Malgré 65 % d’avis négatifs émis sur la consultation, le gouvernement français avait quand même décidé d’autoriser le carnage. Il s’était justifié en préférant suivre l’avis « d’instances qualifiées comme le CNCFS (Conseil National de la Chasse et de la Faune Sauvage) ».
« C’est à croire que nos gouvernants vivent sur une autre planète, celle de certains lobbies agricoles et de la chasse. Pour la consultation sur le piégeage des oiseaux, Emmanuel Macron a reçu trois fois le CNCFS, mais il a refusé de recevoir le collectif de 14 associations de protection de la nature qui comptent pourtant 2 millions d’adhérents ! » explique Yves Verilhac, Directeur Général de la LPO, pour La Relève et La Peste
Malgré cette débâcle démocratique, la LPO est convaincue qu’il reste important pour les citoyens de participer à ces consultations publiques lorsqu’elles ont lieu, comme les onze arrêtés en cours sur le piégeage de centaines de milliers d’oiseaux.
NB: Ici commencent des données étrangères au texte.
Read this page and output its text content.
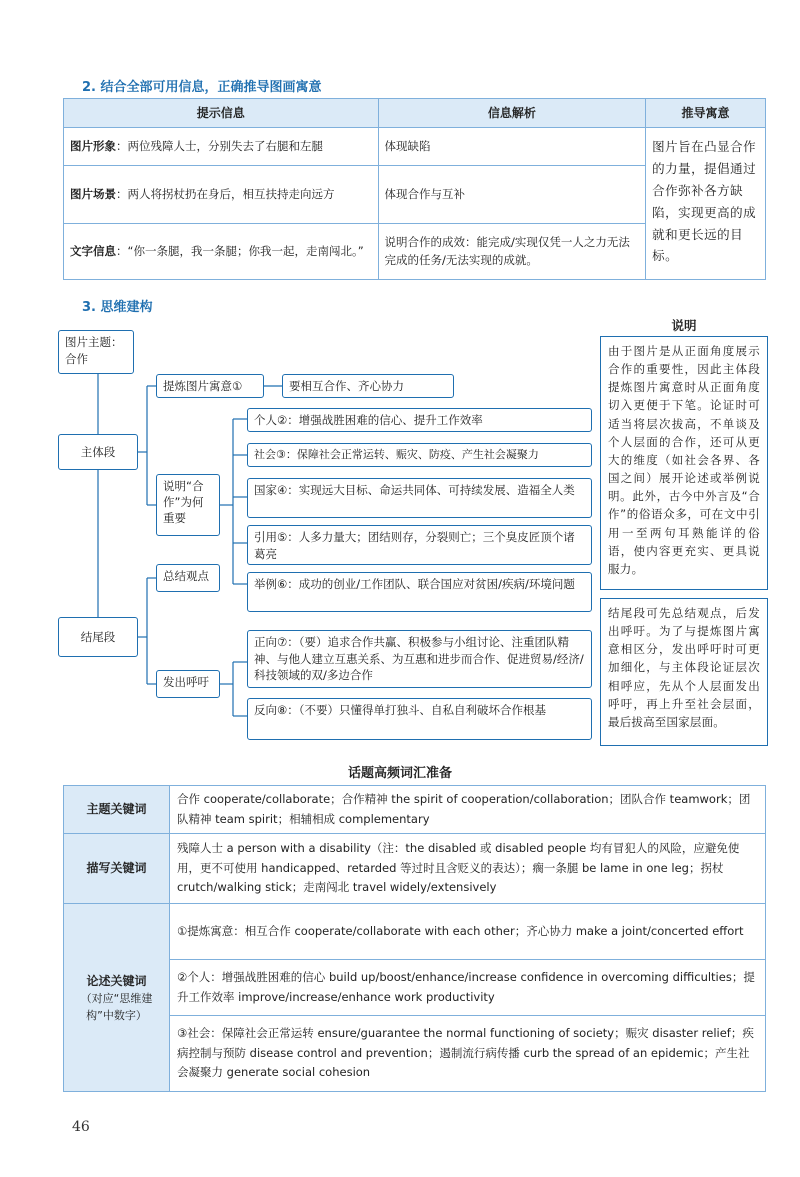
2. 结合全部可用信息，正确推导图画寓意
提示信息	信息解析	推导寓意
图片形象：两位残障人士，分别失去了右腿和左腿	体现缺陷	图片旨在凸显合作的力量，提倡通过合作弥补各方缺陷，实现更高的成就和更长远的目标。
图片场景：两人将拐杖扔在身后，相互扶持走向远方	体现合作与互补	
文字信息：“你一条腿，我一条腿；你我一起，走南闯北。”	说明合作的成效：能完成/实现仅凭一人之力无法完成的任务/无法实现的成就。	
3. 思维建构
说明
图片主题：合作
主体段
结尾段
提炼图片寓意①	要相互合作、齐心协力
说明“合作”为何重要
个人②：增强战胜困难的信心、提升工作效率
社会③：保障社会正常运转、赈灾、防疫、产生社会凝聚力
国家④：实现远大目标、命运共同体、可持续发展、造福全人类
引用⑤：人多力量大；团结则存，分裂则亡；三个臭皮匠顶个诸葛亮
举例⑥：成功的创业/工作团队、联合国应对贫困/疾病/环境问题
总结观点
发出呼吁
正向⑦：（要）追求合作共赢、积极参与小组讨论、注重团队精神、与他人建立互惠关系、为互惠和进步而合作、促进贸易/经济/科技领域的双/多边合作
反向⑧：（不要）只懂得单打独斗、自私自利破坏合作根基
由于图片是从正面角度展示合作的重要性，因此主体段提炼图片寓意时从正面角度切入更便于下笔。论证时可适当将层次拔高，不单谈及个人层面的合作，还可从更大的维度（如社会各界、各国之间）展开论述或举例说明。此外，古今中外言及“合作”的俗语众多，可在文中引用一至两句耳熟能详的俗语，使内容更充实、更具说服力。
结尾段可先总结观点，后发出呼吁。为了与提炼图片寓意相区分，发出呼吁时可更加细化，与主体段论证层次相呼应，先从个人层面发出呼吁，再上升至社会层面，最后拔高至国家层面。
话题高频词汇准备
主题关键词	合作 cooperate/collaborate；合作精神 the spirit of cooperation/collaboration；团队合作 teamwork；团队精神 team spirit；相辅相成 complementary
描写关键词	残障人士 a person with a disability（注：the disabled 或 disabled people 均有冒犯人的风险，应避免使用，更不可使用 handicapped、retarded 等过时且含贬义的表达）；瘸一条腿 be lame in one leg；拐杖 crutch/walking stick；走南闯北 travel widely/extensively
论述关键词
（对应“思维建构”中数字）	①提炼寓意：相互合作 cooperate/collaborate with each other；齐心协力 make a joint/concerted effort
	②个人：增强战胜困难的信心 build up/boost/enhance/increase confidence in overcoming difficulties；提升工作效率 improve/increase/enhance work productivity
	③社会：保障社会正常运转 ensure/guarantee the normal functioning of society；赈灾 disaster relief；疾病控制与预防 disease control and prevention；遏制流行病传播 curb the spread of an epidemic；产生社会凝聚力 generate social cohesion
46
Lorsque l’Etat prend une décision qui va à l’encontre de l’intérêt général et de l’avis majoritaire des citoyens, le rôle des lobbies est mis en lumière avec ces consultations.
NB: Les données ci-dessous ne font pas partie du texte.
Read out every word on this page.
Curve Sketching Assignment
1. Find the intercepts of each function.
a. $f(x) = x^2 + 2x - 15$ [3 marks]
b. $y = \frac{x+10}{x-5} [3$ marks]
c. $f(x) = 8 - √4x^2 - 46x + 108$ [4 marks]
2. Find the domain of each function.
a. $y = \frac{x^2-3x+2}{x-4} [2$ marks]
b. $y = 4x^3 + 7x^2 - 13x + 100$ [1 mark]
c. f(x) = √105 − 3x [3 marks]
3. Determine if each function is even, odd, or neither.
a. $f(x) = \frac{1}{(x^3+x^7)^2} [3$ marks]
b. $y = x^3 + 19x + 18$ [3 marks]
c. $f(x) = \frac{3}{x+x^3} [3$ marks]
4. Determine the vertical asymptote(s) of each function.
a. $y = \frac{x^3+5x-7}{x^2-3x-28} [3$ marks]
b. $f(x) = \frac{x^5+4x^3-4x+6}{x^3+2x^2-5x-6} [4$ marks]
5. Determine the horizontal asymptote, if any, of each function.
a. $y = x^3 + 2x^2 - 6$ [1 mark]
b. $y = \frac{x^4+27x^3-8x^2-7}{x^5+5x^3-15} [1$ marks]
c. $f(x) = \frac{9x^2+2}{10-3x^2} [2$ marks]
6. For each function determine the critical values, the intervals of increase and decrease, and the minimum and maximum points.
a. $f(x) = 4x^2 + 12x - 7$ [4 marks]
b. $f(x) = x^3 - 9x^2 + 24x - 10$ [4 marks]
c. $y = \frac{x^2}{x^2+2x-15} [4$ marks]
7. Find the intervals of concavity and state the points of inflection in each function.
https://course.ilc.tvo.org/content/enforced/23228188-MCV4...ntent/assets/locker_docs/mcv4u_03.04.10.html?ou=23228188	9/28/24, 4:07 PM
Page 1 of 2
« Imaginez que seuls les chasseurs répondent : l’Etat aurait beau jeu de signer ses arrêtés sans changement. La LPO a d’ailleurs saisi la Commission Nationale du Débat Public pour examiner la sincérité des consultations et va très prochainement rendre un rapport sur le sujet. Nul doute qu’il sera intéressant à lire… » prévient Yves Verilhac, Directeur Général de la LPO, pour La Relève et La Peste
Avec quatorze affaires contre neuf pays différents, l’UE semble enfin placer la protection de la nature en tête de ses priorités. L’Espagne est aussi poursuivie pour la Tourterelle des bois, l’Allemagne et la Slovénie pour destruction à grande échelle de prairies protégées, tandis que le Portugal, la Pologne et la Roumanie sont visés pour ne pas avoir désigné suffisamment de sites Natura 2000 pour la préservation de la biodiversité. Avec l’ouverture de ce contentieux, la France a maintenant deux mois pour répondre à la Commission Européenne. Sinon, elle sera traduite devant la Cour de Justice Européenne.